Modeling and Analysis of Power Consumption in Electric Vehicle Systems with Uncertain Road Conditions
By Josué Dazogbo, Computer Engineering Student at the University of Ottawa
Date: 10 April 2025
This repository contains a simulation-based study of vehicle power management systems, developed using a combination of CarSim for high-fidelity vehicle dynamics simulation and MATLAB/Simulink's Vehicle Dynamics Blockset. The focus is on modeling the electro-mechanical dynamics of Electric Vehicles (EVs) to develop adaptive controllers capable of leveraging existing knoweledge of the environment to optimise the system's energy expenditure.
Figure 1: Block diagram of the vehicle simulation environment in simulink
The central challenge of electric vehicle (EV) power management lies in balancing energy efficiency with accurate velocity tracking, all under uncertain and varying road conditions. Road friction directly affects vehicle traction, dynamics, and thus energy expenditure, yet it cannot be measured exactly in real time.
This problem can be framed as a constrained optimization objective:
- Velocity Tracking: minimize the deviation between actual vehicle speed and a desired reference profile (e.g., drive cycles).
- Energy Efficiency: minimize total energy consumption over the driving cycle.
Figure 2: Example Drive cycle used to assess the performance of a controller
The mathematical models of vehicle motion (Newton’s law), tire-road dynamics (Pacejka’s Magic Formula), and motor electrical dynamics (armature equations) serve as the foundation. These are combined into a linearized state-space system, where the control input is the motor voltage and the main measured output is vehicle velocity.
The presence of nonlinearities, external disturbances, and uncertain coefficients (e.g., road surface condition) requires robust control methods, often involving state estimation and adaptive architectures.
This repository demonstrates a comparative investigation of three classical control strategies applied to the EV power management problem:
- PID Control: A baseline feedback controller tuned for stability and responsiveness.
- LQR Control: An optimal full-state feedback regulator minimizing quadratic costs of velocity deviation, wheel slip, and armature current.
- MPC Control: A predictive controller that handles constraints explicitly, optimizing control inputs over a finite horizon.
Figure 3: Model Predictive Control SIMULINK Mask
To address uncertainty in the system dynamics, the project incorporates a Multi-Model Adaptive Estimation (MMAE) framework. Rather than requiring precise knowledge of the true road condition, MMAE estimates the effective friction coefficient and dynamically selects among pre-tuned controllers. This adaptation improves both energy efficiency and longitudinal tracking performance, outperforming fixed-gain designs under uncertain driving conditions.
Figure 3: Multi-Model Adaptive Estimator (MMAE) integration design with the vehicle velocity tracking algorithm
Figure 4: Acceleration profile of the vehicle and the corresponding acceleration estimations by road condition
Figure 5: Multi-Model MPC Response
The PID directory provides the baseline Proportional–Integral–Derivative controller design.

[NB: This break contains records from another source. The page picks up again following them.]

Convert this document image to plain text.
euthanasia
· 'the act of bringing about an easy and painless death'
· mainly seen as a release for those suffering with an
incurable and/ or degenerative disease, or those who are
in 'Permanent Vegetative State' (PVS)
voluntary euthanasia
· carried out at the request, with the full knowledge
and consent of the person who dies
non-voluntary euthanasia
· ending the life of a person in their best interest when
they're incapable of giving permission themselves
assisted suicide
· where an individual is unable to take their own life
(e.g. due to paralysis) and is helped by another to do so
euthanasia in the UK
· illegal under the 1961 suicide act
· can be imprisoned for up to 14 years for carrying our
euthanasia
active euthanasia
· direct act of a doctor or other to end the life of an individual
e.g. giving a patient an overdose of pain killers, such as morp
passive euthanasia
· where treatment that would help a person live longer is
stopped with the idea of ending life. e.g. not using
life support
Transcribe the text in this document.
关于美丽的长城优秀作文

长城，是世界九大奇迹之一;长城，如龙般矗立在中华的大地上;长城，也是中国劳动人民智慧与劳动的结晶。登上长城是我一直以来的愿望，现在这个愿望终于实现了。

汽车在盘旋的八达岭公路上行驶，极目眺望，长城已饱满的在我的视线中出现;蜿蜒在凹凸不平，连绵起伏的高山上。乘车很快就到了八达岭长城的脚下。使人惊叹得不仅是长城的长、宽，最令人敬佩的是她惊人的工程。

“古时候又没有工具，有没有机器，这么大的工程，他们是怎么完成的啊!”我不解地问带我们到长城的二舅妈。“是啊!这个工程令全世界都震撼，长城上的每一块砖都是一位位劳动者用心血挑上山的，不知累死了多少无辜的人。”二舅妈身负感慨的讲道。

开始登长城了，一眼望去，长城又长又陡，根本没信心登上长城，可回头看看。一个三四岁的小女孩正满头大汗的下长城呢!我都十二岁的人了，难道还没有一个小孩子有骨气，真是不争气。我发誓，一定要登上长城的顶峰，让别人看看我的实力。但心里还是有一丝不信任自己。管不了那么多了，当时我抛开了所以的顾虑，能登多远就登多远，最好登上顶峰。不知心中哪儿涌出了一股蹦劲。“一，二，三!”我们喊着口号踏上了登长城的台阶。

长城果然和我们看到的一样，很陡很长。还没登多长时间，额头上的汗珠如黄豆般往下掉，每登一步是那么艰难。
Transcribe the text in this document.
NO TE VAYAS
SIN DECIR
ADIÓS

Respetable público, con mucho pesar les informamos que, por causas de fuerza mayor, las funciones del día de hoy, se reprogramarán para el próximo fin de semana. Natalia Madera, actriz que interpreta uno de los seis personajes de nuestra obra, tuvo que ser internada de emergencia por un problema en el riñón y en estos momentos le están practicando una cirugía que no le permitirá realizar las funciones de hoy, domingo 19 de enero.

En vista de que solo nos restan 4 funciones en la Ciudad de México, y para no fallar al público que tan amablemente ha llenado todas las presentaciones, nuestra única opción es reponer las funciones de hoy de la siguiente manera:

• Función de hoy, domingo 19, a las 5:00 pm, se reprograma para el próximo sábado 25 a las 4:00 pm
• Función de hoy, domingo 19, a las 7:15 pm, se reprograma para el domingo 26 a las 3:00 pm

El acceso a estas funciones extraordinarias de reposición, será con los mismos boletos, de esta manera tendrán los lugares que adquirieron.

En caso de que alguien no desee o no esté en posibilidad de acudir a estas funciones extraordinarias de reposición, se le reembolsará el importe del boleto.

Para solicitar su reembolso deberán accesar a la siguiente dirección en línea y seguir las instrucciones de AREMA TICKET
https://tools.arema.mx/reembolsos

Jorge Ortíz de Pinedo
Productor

It includes MATLAB/Simulink implementations for closed-loop vehicle speed control and serves as a benchmark for comparing LQR and MPC performance.
The LQR directory contains all the materials related to the Linear Quadratic Regulator (LQR)-based energy management controller. Inside, you'll find scripts such as GenerateLQRGains.m for solving the LQR control problem, as well as the main Simulink model VehicleEnergyManagementSystem.slx, which implements the electric vehicle control architecture with the Multi-Model-Adaptive-Estimation.
The MPC directory contains the implementation of the Adaptive Model Predictive Control. It includes MATLAB scripts for building prediction matrices, formulating the quadratic programming problem, and SIMULINK models showcasing the MPC integration with road condition estimation.
The MMAE folder includes tools and files for Multi-Model Adaptive Estimator. Of particular importance is the Simulink toolbox MultiModelToolbox.slx, which enables dynamic model switching and parameter estimation within the simulation environment.
The Ressources folder contains supporting materials for the project. Within it, the Images subfolder holds all figures and visual assets used in the report. The Derivations subfolder includes the Vehicle and Road Friction State Space Model Derivation upon which the control problem is vehicle dynamics based.